Come funzionerà? Ogni famiglia, a partire dall’11 marzo, dovrà recarsi all’Ufficio Politiche sociali (negli orari di apertura: lunedì, mercoledì e venerdì 9-12) e richiedere una tessera a nome del bambino. La tessera durerà 30 mesi dalla data di nascita e potrà essere usata dai genitori o altri parenti.

Quindi i pannolini andranno portati in via Monteu Roero, in sacchi trasparenti per consentire il controllo da parte dell’operatore addetto, e gettati nell’apposita pressa.

La struttura sarà presidiata, per garantire che vengano buttati solamente i pannolini. L’apertura sarà, per ora, di tre mezze giornate a settimana: una mattina, un pomeriggio e il sabato mattina.
Il progetto ha ottenuto l’approvazione di Asl, Città Metropolitana, Consorzio Chierese per i Servizi e Arpa.

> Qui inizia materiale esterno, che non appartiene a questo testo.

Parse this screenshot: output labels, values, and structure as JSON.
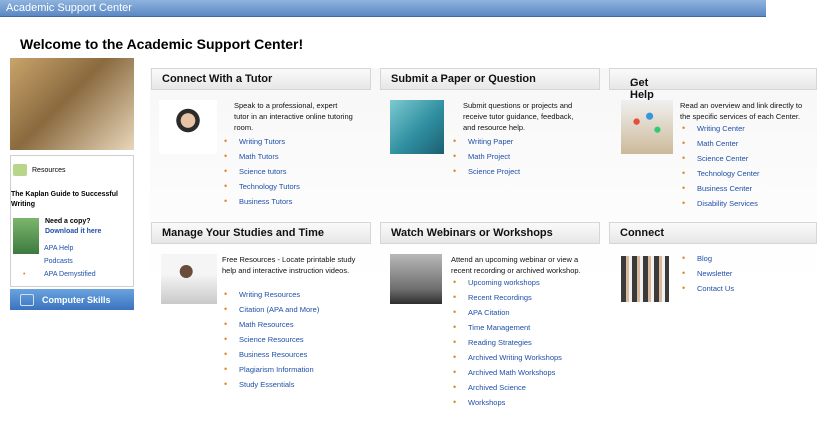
{
  "topbar": {
    "title": "Academic Support Center"
  },
  "welcome": "Welcome to the Academic Support Center!",
  "sidebar": {
    "resources_label": "Resources",
    "kaplan_title": "The Kaplan Guide to Successful Writing",
    "need_copy": "Need a copy?",
    "download": "Download it here",
    "links": [
      "APA Help",
      "Podcasts",
      "APA Demystified"
    ],
    "computer_skills": "Computer Skills"
  },
  "cards": {
    "tutor": {
      "title": "Connect With a Tutor",
      "desc": "Speak to a professional, expert tutor in an interactive online tutoring room.",
      "links": [
        "Writing Tutors",
        "Math Tutors",
        "Science tutors",
        "Technology Tutors",
        "Business Tutors"
      ]
    },
    "paper": {
      "title": "Submit a Paper or Question",
      "desc": "Submit questions or projects and receive tutor guidance, feedback, and resource help.",
      "links": [
        "Writing Paper",
        "Math Project",
        "Science Project"
      ]
    },
    "help": {
      "title": "Get Help From",
      "title_dots": ". . .",
      "desc": "Read an overview and link directly to the specific services of each Center.",
      "links": [
        "Writing Center",
        "Math Center",
        "Science Center",
        "Technology Center",
        "Business Center",
        "Disability Services"
      ]
    },
    "manage": {
      "title": "Manage Your Studies and Time",
      "desc": "Free Resources - Locate printable study help and interactive instruction videos.",
      "links": [
        "Writing Resources",
        "Citation (APA and More)",
        "Math Resources",
        "Science Resources",
        "Business Resources",
        "Plagiarism Information",
        "Study Essentials"
      ]
    },
    "webinar": {
      "title": "Watch Webinars or Workshops",
      "desc": "Attend an upcoming webinar or view a recent recording or archived workshop.",
      "links": [
        "Upcoming workshops",
        "Recent Recordings",
        "APA Citation",
        "Time Management",
        "Reading Strategies",
        "Archived Writing Workshops",
        "Archived Math Workshops",
        "Archived Science",
        "Workshops"
      ]
    },
    "connect": {
      "title": "Connect",
      "links": [
        "Blog",
        "Newsletter",
        "Contact Us"
      ]
    }
  }
}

Il costo sostenuto dalle casse comunali sarà di poco più di 10 mila euro per l’allestimento a norma dell’area e di circa 10-15 mila euro all’anno di smaltimento dei pannolini raccolti e l’affitto della pressa, oltre al costo del personale.
«Anche in questo caso, come per lo spazzamento manuale in centro, andremo ad assumere una persona oggi disoccupata -conclude l’assessore- Per le famiglie si tratterà di un sostegno economico concreto, sorta di “bonus bebè” sotto forma di mancata spesa».